Targeted Therapy and Immune Therapy for Small Cell Lung Cancer

Zeitschrift:
Current Treatment Options in Oncology > Ausgabe 11/2018
Autor:
MD Shirish M. Gadgeel
Wichtige Hinweise
This article is part of the Topical Collection on Lung Cancer

Opinion statement

Approximately 15% of the over 220,000 new lung cancers diagnosed each year in the USA are small cell lung cancer (SCLC). The standard of care for SCLC patients has not changed for many years. Therefore, there remains a need to evaluate novel drugs for the management of SCLC patients. In recent years, there is a greater understanding of the molecular alterations that occur in SCLC. There is an expectation that targeting these molecular alterations could provide clinical benefit. Targeting angiogenesis by inhibiting the vascular endothelial growth factor (VEGF) pathway has been evaluated in SCLC patients and has shown only limited clinical benefit. Alterations in DNA repair make these tumors susceptible to DNA repair pathway inhibitors and formed the basis for PARP inhibitor trials. Initial trials with PARP inhibitors have shown promising activity in some SCLC patients. Due to increased expression of anti-apoptotic Bcl-2 proteins, drugs targeting these proteins may also provide clinical benefit.
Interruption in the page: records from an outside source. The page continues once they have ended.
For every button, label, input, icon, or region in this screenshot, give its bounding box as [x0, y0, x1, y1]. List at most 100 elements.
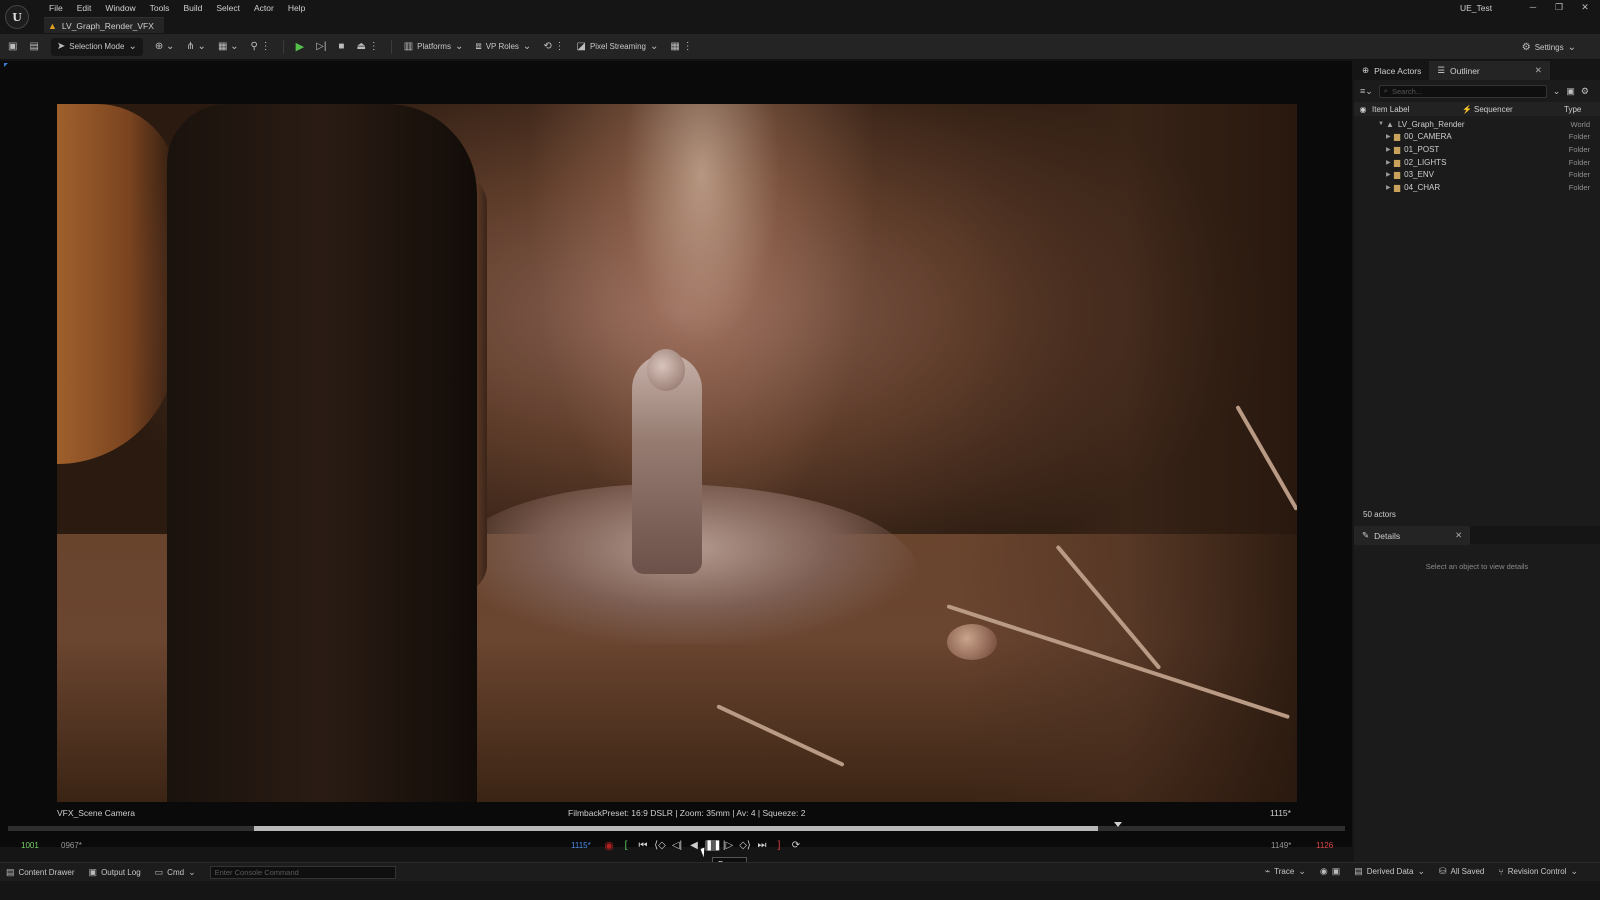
tree-row[interactable]: ▶ ▆ 04_CHAR Folder [1354, 181, 1600, 194]
tree-row[interactable]: ▶ ▆ 00_CAMERA Folder [1354, 131, 1600, 144]
col-item-label[interactable]: Item Label [1372, 105, 1462, 114]
add-actor-button[interactable]: ⊕ ⌄ [155, 38, 175, 56]
source-control-button[interactable]: ⟲ ⋮ [543, 38, 564, 56]
filter-icon[interactable]: ≡⌄ [1360, 86, 1373, 97]
menu-file[interactable]: File [42, 2, 70, 14]
collapse-icon[interactable]: ▼ [1378, 121, 1386, 127]
cmd-dropdown[interactable]: ▭ Cmd ⌄ [155, 867, 196, 878]
selection-mode-dropdown[interactable]: ➤ Selection Mode ⌄ [50, 37, 143, 56]
col-type[interactable]: Type [1564, 105, 1581, 114]
mark-in-icon[interactable]: [ [620, 840, 632, 851]
status-right-group: ⌁ Trace ⌄ ◉ ▣ ▤ Derived Data ⌄ ⛁ All Sav… [1265, 866, 1592, 877]
timeline-view-end: 1149* [1271, 841, 1292, 850]
pixel-streaming-icon: ◪ [576, 41, 586, 52]
project-name: UE_Test [1460, 3, 1493, 13]
restore-icon[interactable]: ❐ [1546, 0, 1572, 14]
menu-edit[interactable]: Edit [70, 2, 99, 14]
menu-window[interactable]: Window [98, 2, 142, 14]
trace-label: Trace [1274, 867, 1295, 876]
tree-row[interactable]: ▶ ▆ 01_POST Folder [1354, 143, 1600, 156]
chevron-down-icon: ⌄ [649, 41, 659, 52]
chevron-down-icon: ⌄ [188, 866, 196, 877]
tree-row-type: Folder [1568, 132, 1590, 142]
console-input[interactable]: Enter Console Command [209, 865, 396, 879]
pause-icon[interactable]: ❚❚ [705, 839, 722, 851]
output-log-button[interactable]: ▣ Output Log [89, 867, 141, 878]
jump-end-icon[interactable]: ⏭ [756, 840, 768, 851]
menu-actor[interactable]: Actor [247, 2, 281, 14]
tree-row[interactable]: ▶ ▆ 02_LIGHTS Folder [1354, 156, 1600, 169]
prev-frame-icon[interactable]: ◁| [671, 840, 683, 851]
expand-icon[interactable]: ▶ [1386, 133, 1394, 140]
menu-help[interactable]: Help [281, 2, 312, 14]
modes-button[interactable]: ⚲ ⋮ [251, 38, 271, 56]
outliner-search-input[interactable]: ⌕ Search... [1378, 84, 1547, 98]
expand-icon[interactable]: ▶ [1386, 171, 1394, 178]
minimize-icon[interactable]: ─ [1520, 0, 1546, 14]
stop-button[interactable]: ■ [338, 38, 344, 56]
derived-data-dropdown[interactable]: ▤ Derived Data ⌄ [1354, 866, 1425, 877]
tree-row-label: 03_ENV [1404, 170, 1434, 180]
trace-dropdown[interactable]: ⌁ Trace ⌄ [1265, 866, 1306, 877]
menu-select[interactable]: Select [209, 2, 247, 14]
cinematics-button[interactable]: ▦ ⌄ [218, 38, 239, 56]
record-buttons[interactable]: ◉ ▣ [1320, 866, 1340, 877]
platforms-dropdown[interactable]: ▥ Platforms ⌄ [404, 38, 464, 56]
outliner-tree: ▼ ▲ LV_Graph_Render World ▶ ▆ 00_CAMERA … [1354, 118, 1600, 194]
play-button[interactable]: ▶ [296, 38, 304, 56]
tab-outliner[interactable]: ☰ Outliner ✕ [1429, 61, 1550, 80]
timeline-playback-range[interactable] [254, 826, 1098, 831]
close-icon[interactable]: ✕ [1455, 530, 1462, 541]
unreal-logo-icon[interactable]: U [5, 5, 29, 29]
tree-row[interactable]: ▶ ▆ 03_ENV Folder [1354, 168, 1600, 181]
play-reverse-icon[interactable]: ◀ [688, 840, 700, 851]
blueprint-button[interactable]: ⋔ ⌄ [186, 38, 206, 56]
expand-icon[interactable]: ▶ [1386, 159, 1394, 166]
scene-render[interactable] [57, 104, 1297, 802]
record-icon[interactable]: ◉ [603, 839, 615, 852]
tab-details[interactable]: ✎ Details ✕ [1354, 526, 1471, 545]
mark-out-icon[interactable]: ] [773, 840, 785, 851]
outliner-tabs: ⊕ Place Actors ☰ Outliner ✕ [1354, 61, 1600, 80]
level-tab[interactable]: ▲ LV_Graph_Render_VFX [44, 17, 164, 33]
save-button[interactable]: ▣ [8, 38, 17, 56]
col-sequencer[interactable]: Sequencer [1474, 105, 1564, 114]
browse-button[interactable]: ▤ [29, 38, 38, 56]
menu-tools[interactable]: Tools [143, 2, 177, 14]
tree-row-root[interactable]: ▼ ▲ LV_Graph_Render World [1354, 118, 1600, 131]
next-frame-icon[interactable]: |▷ [722, 840, 734, 851]
cursor-icon: ➤ [56, 41, 66, 52]
all-saved-button[interactable]: ⛁ All Saved [1439, 866, 1484, 877]
tab-place-actors-label: Place Actors [1374, 65, 1422, 76]
expand-icon[interactable]: ▶ [1386, 184, 1394, 191]
log-icon: ▣ [88, 866, 98, 877]
tree-row-label: 00_CAMERA [1404, 132, 1452, 142]
extra-button[interactable]: ▦ ⋮ [670, 38, 692, 56]
close-icon[interactable]: ✕ [1572, 0, 1598, 14]
timeline-current-frame[interactable]: 1115* [571, 841, 591, 850]
add-icon: ⊕ ⌄ [154, 41, 175, 52]
pixel-streaming-dropdown[interactable]: ◪ Pixel Streaming ⌄ [576, 38, 658, 56]
vp-roles-dropdown[interactable]: ⧈ VP Roles ⌄ [475, 38, 531, 56]
next-key-icon[interactable]: ◇⟩ [739, 840, 751, 851]
revision-control-dropdown[interactable]: ⑂ Revision Control ⌄ [1498, 866, 1578, 877]
expand-icon[interactable]: ▶ [1386, 146, 1394, 153]
outliner-toolbar: ≡⌄ ⌕ Search... ⌄ ▣ ⚙ [1354, 82, 1600, 100]
content-drawer-button[interactable]: ▤ Content Drawer [6, 867, 75, 878]
playhead-marker[interactable] [1113, 822, 1122, 827]
jump-start-icon[interactable]: ⏮ [637, 840, 649, 851]
eye-icon[interactable]: ◉ [1354, 105, 1372, 114]
step-button[interactable]: ▷| [316, 38, 326, 56]
platforms-label: Platforms [417, 42, 451, 51]
prev-key-icon[interactable]: ⟨◇ [654, 840, 666, 851]
eject-button[interactable]: ⏏ ⋮ [356, 38, 378, 56]
close-icon[interactable]: ✕ [1535, 65, 1542, 76]
chevron-down-icon[interactable]: ⌄ [1553, 86, 1561, 97]
tab-place-actors[interactable]: ⊕ Place Actors [1354, 61, 1429, 80]
settings-dropdown[interactable]: ⚙ Settings ⌄ [1522, 38, 1576, 56]
clapper-icon: ▦ ⌄ [217, 41, 239, 52]
gear-icon[interactable]: ⚙ [1581, 86, 1589, 97]
menu-build[interactable]: Build [176, 2, 209, 14]
loop-icon[interactable]: ⟳ [790, 840, 802, 851]
add-folder-icon[interactable]: ▣ [1566, 86, 1575, 97]
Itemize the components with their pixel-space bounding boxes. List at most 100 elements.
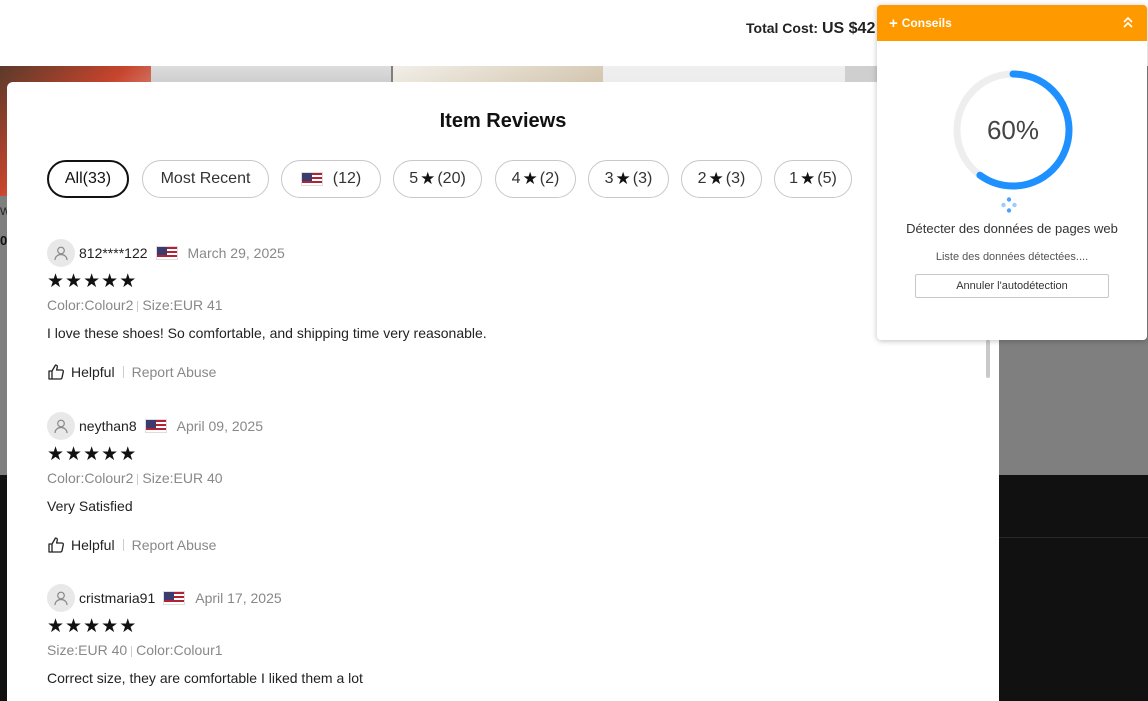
review-text: Correct size, they are comfortable I lik…: [47, 670, 363, 686]
review-attributes: Color:Colour2 Size:EUR 40: [47, 470, 947, 486]
star-icon: ★: [83, 443, 101, 465]
attribute-divider: [137, 473, 139, 485]
report-abuse-link[interactable]: Report Abuse: [132, 537, 217, 553]
progress-percent: 60%: [986, 114, 1040, 145]
review-attribute: Color:Colour2: [47, 297, 134, 313]
chevron-double-up-icon[interactable]: [1121, 14, 1135, 30]
filter-label: All(33): [64, 170, 112, 187]
modal-scrollbar[interactable]: [986, 340, 990, 378]
filter-label: Most Recent: [160, 170, 251, 187]
review-text: I love these shoes! So comfortable, and …: [47, 325, 487, 341]
star-icon: ★: [119, 615, 137, 637]
user-icon: [54, 246, 68, 261]
us-flag-icon: [163, 591, 186, 605]
review-attribute: Size:EUR 40: [47, 642, 128, 658]
us-flag-icon: [144, 419, 167, 433]
action-divider: [122, 539, 124, 551]
review-date: March 29, 2025: [187, 245, 285, 261]
report-abuse-link[interactable]: Report Abuse: [132, 364, 217, 380]
filter-most-recent[interactable]: Most Recent: [142, 160, 269, 198]
detected-list-label: Liste des données détectées....: [935, 251, 1089, 263]
attribute-divider: [137, 300, 139, 312]
star-icon: ★: [101, 270, 119, 292]
reviewer-name: 812****122: [79, 245, 148, 261]
filter-all[interactable]: All(33): [47, 160, 129, 198]
review-item: neythan8 April 09, 2025 ★ ★ ★ ★ ★ Color:Colo…: [47, 412, 947, 554]
star-icon: ★: [47, 615, 65, 637]
star-icon: ★: [119, 270, 137, 292]
review-text: Very Satisfied: [47, 498, 133, 514]
thumbs-up-icon: [48, 364, 64, 380]
extension-title: Conseils: [901, 16, 952, 30]
star-icon: ★: [119, 443, 137, 465]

Pre-clinical studies have shown that pathways of self-renewal such as the hedgehog and NOTCH pathways may be altered in SCLCs and could be targeted for therapeutic benefit. Initial trials with drugs targeting these pathways, including drugs-targeting DLL3, a NOTCH ligand, suggest the need for appropriate biomarkers to identify SCLC patients most likely to benefit from these strategies. Trials of immune checkpoint inhibitors have shown that these agents may have therapeutic role in SCLC. As is true in other tumor types, these agents benefit only a proportion of patients but the benefit when observed can be sustained. Tumor mutational burden and PD-L1 expression may predict for clinical benefit with these agents. Ongoing trials will define the role of these agents in management of SCLC patients.